For starters, channel pros and customers “need to understand the tradeoffs of IoT communications tech like LoRa, Wi-Fi, microcell cellular, and so on," says Bob Proctor, CEO of Link Labs, an end-to-end asset tracking and monitoring provider that processes about a billion IoT transactions per month.
Bob Proctor
For instance, Gary Russell, owner and president of LiveSmart Technologies, avoids wireless whenever possible for his Orange County, Calif., customers. "We don't want radio frequency interference on the surveillance camera connections to the video recorder,” he explains. “Since we must run power to the camera, adding a cable, or using Power over Ethernet, isn't a problem." This also helps his customers when they manage their system. "Wi-Fi access points generally offer both 2.4 GHz and 5 GHz options, but many cameras only support 2.4 GHz, so users need to be careful." Unfortunately, most users aren't, creating a tech support call.
Connectivity is the biggest support issue for Pocket Geek Home, the support arm of Assurant's smart home protection programs.

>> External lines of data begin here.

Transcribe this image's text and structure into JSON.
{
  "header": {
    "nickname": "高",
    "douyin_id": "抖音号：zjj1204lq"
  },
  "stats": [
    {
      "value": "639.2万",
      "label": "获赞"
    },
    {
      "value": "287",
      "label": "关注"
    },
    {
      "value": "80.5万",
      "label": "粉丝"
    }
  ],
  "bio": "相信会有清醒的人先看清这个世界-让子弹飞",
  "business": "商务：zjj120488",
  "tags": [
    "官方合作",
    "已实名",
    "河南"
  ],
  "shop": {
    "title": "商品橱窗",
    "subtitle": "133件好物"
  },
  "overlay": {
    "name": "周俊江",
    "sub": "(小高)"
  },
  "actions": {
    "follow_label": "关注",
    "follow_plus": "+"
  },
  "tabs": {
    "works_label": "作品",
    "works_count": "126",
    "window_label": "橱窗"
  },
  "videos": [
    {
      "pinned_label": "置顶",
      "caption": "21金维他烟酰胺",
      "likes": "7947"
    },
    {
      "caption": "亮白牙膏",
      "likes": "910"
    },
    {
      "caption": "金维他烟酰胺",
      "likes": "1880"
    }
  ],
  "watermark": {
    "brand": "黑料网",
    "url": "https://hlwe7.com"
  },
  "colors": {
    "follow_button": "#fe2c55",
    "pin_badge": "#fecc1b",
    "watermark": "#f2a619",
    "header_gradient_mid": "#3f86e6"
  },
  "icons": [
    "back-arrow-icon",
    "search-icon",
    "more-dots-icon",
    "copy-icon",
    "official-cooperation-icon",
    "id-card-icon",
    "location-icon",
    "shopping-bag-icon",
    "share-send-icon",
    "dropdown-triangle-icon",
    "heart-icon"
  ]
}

According to Scott McKinley, assistant vice president of global product development, connectivity issues generate 30% of calls across all the 30 million-plus devices they cover.
"The average device count in our customers in 2021 is 23 devices per household," says McKinley, who must support every device from video doorbells to Alexa to desktop and laptop computers, including smartphones. "Make sure you have the right network speed to support the devices you have," he advises. Clients add a streaming TV and a game system, then wonder why the internet capacity they ordered years ago no longer works well. "Today, the minimum is 100 Mbps, but 500 is better," McKinley says.

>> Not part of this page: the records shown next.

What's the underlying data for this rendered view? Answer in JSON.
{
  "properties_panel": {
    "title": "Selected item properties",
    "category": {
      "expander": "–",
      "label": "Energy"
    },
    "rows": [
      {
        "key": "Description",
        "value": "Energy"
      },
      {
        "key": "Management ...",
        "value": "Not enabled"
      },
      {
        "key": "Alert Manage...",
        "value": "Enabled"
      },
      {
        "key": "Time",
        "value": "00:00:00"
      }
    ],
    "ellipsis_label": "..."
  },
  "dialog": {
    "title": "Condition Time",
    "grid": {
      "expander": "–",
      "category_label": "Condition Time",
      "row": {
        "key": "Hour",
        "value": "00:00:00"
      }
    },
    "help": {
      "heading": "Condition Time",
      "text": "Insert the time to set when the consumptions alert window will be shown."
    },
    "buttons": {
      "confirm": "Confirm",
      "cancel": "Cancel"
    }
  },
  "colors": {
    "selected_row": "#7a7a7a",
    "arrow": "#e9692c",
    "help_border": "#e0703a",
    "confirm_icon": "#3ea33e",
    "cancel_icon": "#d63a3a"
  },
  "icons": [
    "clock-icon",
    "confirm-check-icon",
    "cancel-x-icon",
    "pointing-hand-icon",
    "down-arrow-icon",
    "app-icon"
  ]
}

Router-based issues consistently produce connectivity problems in home environments as well, McKinley continues. "Get a quality router, which may mean replacing the one your ISP provided.” He also recommends a single, fast router at a central location to improve coverage. “Often, the ISP connection is at the corner of the house, or in a basement,” he notes.

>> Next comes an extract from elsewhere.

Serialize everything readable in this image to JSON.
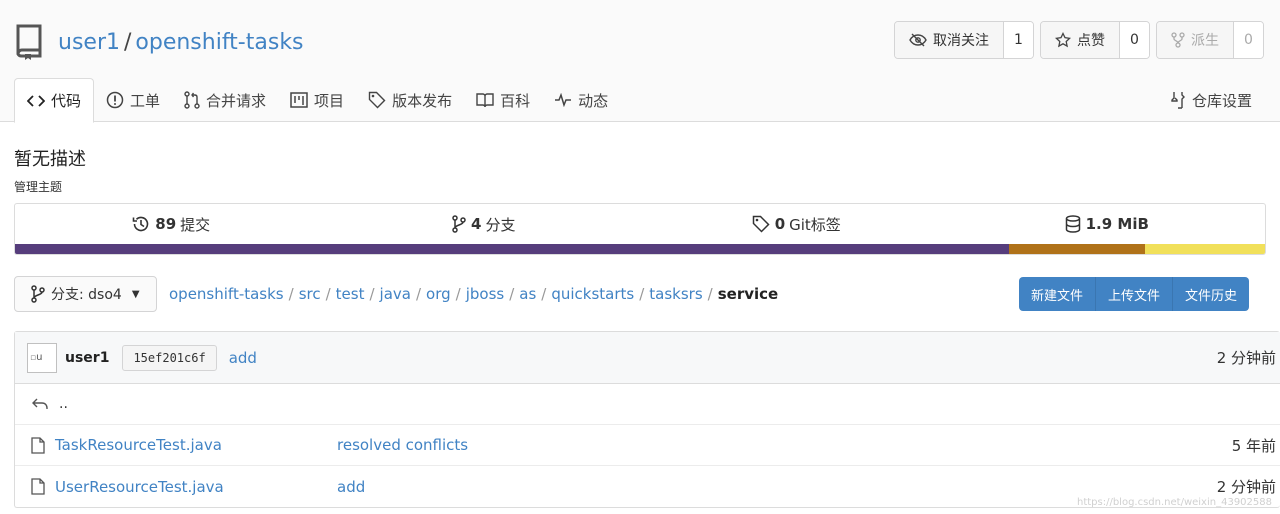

An important word in that advice is “single” to eliminate confusion. "Many customers have two or more Wi-Fi networks, usually accidentally," he says. That's a future support call. Mesh networks, which are coming down in price and will increase Wi-Fi coverage within a single network, can prevent such problems.
For its part, Link Labs seeks better coverage by using "every communications protocol available except NB-IoT, because that's mostly in China. But our radio modules support it, just in case," says Proctor.
When using cellular networks to track assets, careful configuration and design are required, he notes. "Cellular is optimized for where people are, but that's not where people stick things." Warehouses are outside heavily populated areas, and assets with trackers often wind up in corners of a factory or the bottom of parking garages. "We use eSIM so we can find a carrier with better coverage in an area," Proctor says.
For tracking assets in hotels and hospitals, Proctor finds LoRa networks the most reliable and affordable option. "LoRa can cover an entire hotel with one router and one box in the closet."
While network choice is important, so is selecting the right sensors and devices for the application to avoid failure, according to Bruce Collins, senior director of product management at Cambium Networks, a global provider of wireless broadband solutions. Especially in industrial IoT use cases, the sensors "can be in hazardous environments with wide temperature ranges and varying degrees of shock and vibration," Collins explains. "Selecting the right technology for the job, weighing requirements of spectrum, capacity, battery life, latency, and range, as well as terrain, other obstacles, and environmental constraints," is the first step in reliability.
When all else fails, however, McKinley regularly uses the gold standard of network troubleshooting: "Unplug and restart."